Bildiride Kuzey Kore’den kaynaklanan füze atışları gibi siber saldırılara karşı da işbirliğinin geliştirileceği vurgulanmış. Siber saldırılara karşı sanal alemde tedbir almak, hatta karşı saldırıda bulunmak nisbeten kolay. ABD, Japonya ve Güney Kore’nin bu konuda yeterince birikimi var. Mesele Kuzey Kore’nin füze atışlarına gelince daha hassaslaşıyor. Bildiride Kuzey Kore füze atışlarını gerçek zamanlı olarak takip etmek için kurulan uyarı sisteminin yıl sonunda operasyonel hale getirileceğinden söz ediliyor. Japonya Savunma Bakanı geçenlerde Japonya’nın egemenlik alanlarını ihlal eden Kuzey Kore füzelerinin düşürüleceğini açıklamıştı. Şimdiye kadar Japonya bu tür Kuzey Kore füzelerine, muhtemelen yeterli uyarı süresine sahip olmadığı için, müdahale edememişti. ABD’nin Çin balonunu hava sahasını ihlal ettiği gerekçesiyle düşürdüğü hatırlanırsa, Japonya’nın da Kuzey Kore füzesini ABD’den gelen uydu istihbaratına dayanarak düşürmesinin ihtimal dahilinde olduğunu düşünebiliriz. Böyle bir durum üçlü grubun Kuzey Kore ve belki de Çin’le tehlikeli bir şekilde karşı karşıya gelmesine neden olabilir.

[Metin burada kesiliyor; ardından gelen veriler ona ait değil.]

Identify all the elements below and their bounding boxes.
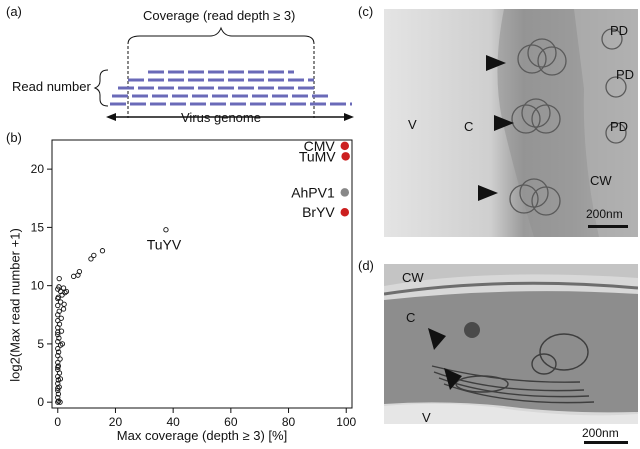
mark-d-cw: CW <box>402 270 424 285</box>
point-label-ahpv1: AhPV1 <box>291 184 335 200</box>
x-tick-label: 0 <box>54 415 61 429</box>
arrowhead-icon <box>478 185 498 201</box>
y-ticks: 0 5 10 15 20 <box>31 162 52 409</box>
mark-c-v: V <box>408 117 417 132</box>
point-label-tuyv: TuYV <box>147 237 182 253</box>
x-tick-label: 40 <box>166 415 180 429</box>
coverage-brace <box>127 26 315 45</box>
y-tick-label: 5 <box>37 337 44 351</box>
x-tick-label: 20 <box>109 415 123 429</box>
em-micrograph-d <box>384 264 638 424</box>
data-point <box>55 295 61 302</box>
y-tick-label: 15 <box>31 220 45 234</box>
highlight-point-cmv <box>340 141 350 151</box>
x-tick-label: 60 <box>224 415 238 429</box>
data-point <box>55 349 62 355</box>
data-point <box>56 284 62 290</box>
data-points <box>55 248 106 405</box>
mark-c-pd1: PD <box>610 23 629 38</box>
data-point <box>60 285 67 291</box>
highlight-point-ahpv1 <box>340 188 350 197</box>
point-label-tumv: TuMV <box>299 148 336 164</box>
data-point <box>99 248 106 254</box>
point-label-cmv: CMV <box>304 138 336 154</box>
genome-arrow-left-icon <box>106 113 116 121</box>
mark-d-c: C <box>406 310 416 325</box>
data-point <box>75 272 81 278</box>
arrowhead-icon <box>428 328 446 350</box>
data-point <box>56 276 62 282</box>
scale-bar-label-c: 200nm <box>586 207 623 221</box>
scale-bar-c <box>588 225 628 228</box>
read-number-brace <box>93 69 109 107</box>
em-image-d: CW C V <box>384 264 638 424</box>
scale-bar-label-d: 200nm <box>582 426 619 440</box>
arrowhead-icon <box>494 115 514 131</box>
data-point <box>59 341 66 347</box>
data-point <box>55 312 61 318</box>
highlight-point-tumv <box>341 152 350 161</box>
x-ticks: 0 20 40 60 80 100 <box>54 408 357 429</box>
data-point <box>55 391 61 397</box>
data-point <box>55 364 61 370</box>
panel-b-label: (b) <box>6 130 22 145</box>
data-point <box>55 387 61 394</box>
data-point <box>55 399 61 405</box>
mark-c-pd3: PD <box>610 119 629 134</box>
em-image-c: V C PD PD PD CW 200nm <box>384 9 638 237</box>
data-point <box>55 331 61 338</box>
panel-c-label: (c) <box>358 4 374 19</box>
mark-c-pd2: PD <box>616 67 635 82</box>
data-point <box>56 335 62 341</box>
data-point <box>61 301 67 307</box>
data-point <box>55 329 61 335</box>
data-point <box>91 252 97 259</box>
mark-c-cw: CW <box>590 173 612 188</box>
data-point <box>60 306 67 312</box>
data-point <box>55 385 61 391</box>
x-tick-label: 100 <box>336 415 356 429</box>
data-point <box>63 288 70 295</box>
x-tick-label: 80 <box>282 415 296 429</box>
data-point <box>55 398 62 404</box>
data-point <box>59 292 65 298</box>
arrowhead-icon <box>444 368 462 390</box>
mark-d-v: V <box>422 410 431 424</box>
reads <box>110 70 352 106</box>
data-point <box>55 345 61 352</box>
y-tick-label: 10 <box>31 279 45 293</box>
mark-c-c: C <box>464 119 474 134</box>
data-point <box>57 399 63 405</box>
x-axis-label: Max coverage (depth ≥ 3) [%] <box>116 428 288 443</box>
coverage-label: Coverage (read depth ≥ 3) <box>143 8 296 23</box>
arrowhead-icon <box>486 55 506 71</box>
scale-bar-d <box>584 441 628 444</box>
data-point <box>57 376 64 382</box>
data-point <box>70 273 77 279</box>
read-coverage-diagram <box>93 26 354 121</box>
panel-d-label: (d) <box>358 258 374 273</box>
panel-a-label: (a) <box>6 4 22 19</box>
data-point <box>55 338 61 345</box>
data-point <box>55 302 61 309</box>
data-point <box>88 256 94 262</box>
read-number-label: Read number <box>12 79 91 94</box>
genome-arrow-right-icon <box>344 113 354 121</box>
highlight-point-bryv <box>340 207 350 217</box>
y-tick-label: 20 <box>31 162 45 176</box>
point-label-bryv: BrYV <box>302 204 335 220</box>
em-micrograph-c <box>384 9 638 237</box>
y-tick-label: 0 <box>37 395 44 409</box>
plot-frame <box>51 139 353 409</box>
highlight-point-tuyv <box>163 227 169 233</box>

NATO HİNT-PASİFİK BÖLGESİYLE DAHA YAKINDAN İLGİLENİYOR, ÇİN KAYGILI

Üçlü bildiride Rusya ağır ifadelerle Ukrayna’da saldırgan taraf olmakla suçlanıyor ve uluslararası toplum üyelerine Rus enerji kaynaklarına olan bağımlılıklarını azaltma çağrısında bulunuluyor. Burada muhatap Çin ve Quad üyesi Hindistan. Çin’i bir yana bırakırsak, Hindistan Rusya’yı Ukrayna konusunda eleştirmezken ondan önemli miktarlarda yakıt alımına devam ediyor. Oysa Japonya ve Güney Kore baştan itibaren Ukrayna konusunda ABD ve NATO ile aynı tavırda oldular. NATO ise artan Çin kaygısı nedeniyle Hint-Pasifik bölgesiyle daha yakından ilgilenme kararı aldı. Çin’in üçlü mekanizmayı ve Quad ile AUKUS’u ABD’nin Pasifikte NATO kurma çabası olarak görmesi boşuna değil.

ÜÇLÜ MEKANİZMANIN YAŞAYIP YAŞAMAYACAĞINI ZAMAN GÖSTERECEK

Üçlü mekanizmanın ekonomik, mali, teknolojik boyutları da var. Mali ve ekonomik konulardaki işbirliğinin yanı sıra Çin’e AI, yeni nesil çipler, araba bataryaları gibi hassas teknolojilerin satılmaması öngörülüyor. Bu sebeple Devlet ve Hükümet Başkanları ve Dışişleri ile Savunma Bakanlarının yanı sıra, Maliye, Sanayi ve Teknoloji Bakanları da her yıl an az bir kez bir araya gelip ortak politikalar oluşturacaklar. Bu kapsamda bir mekanizmanın, imzacı liderlerin iktidarlarından sonra yaşayabilmesi ancak zaman içinde görülecek. Bu zincirin en zayıf halkası Güney Kore. Çin’le ilişkileri ABD ve Japonya’ya nazaran çok daha hassas olan Güney Kore’nin liberal demokrat bir iktidar altında Yoon’un mirasını sahiplenmesi zor görünüyor.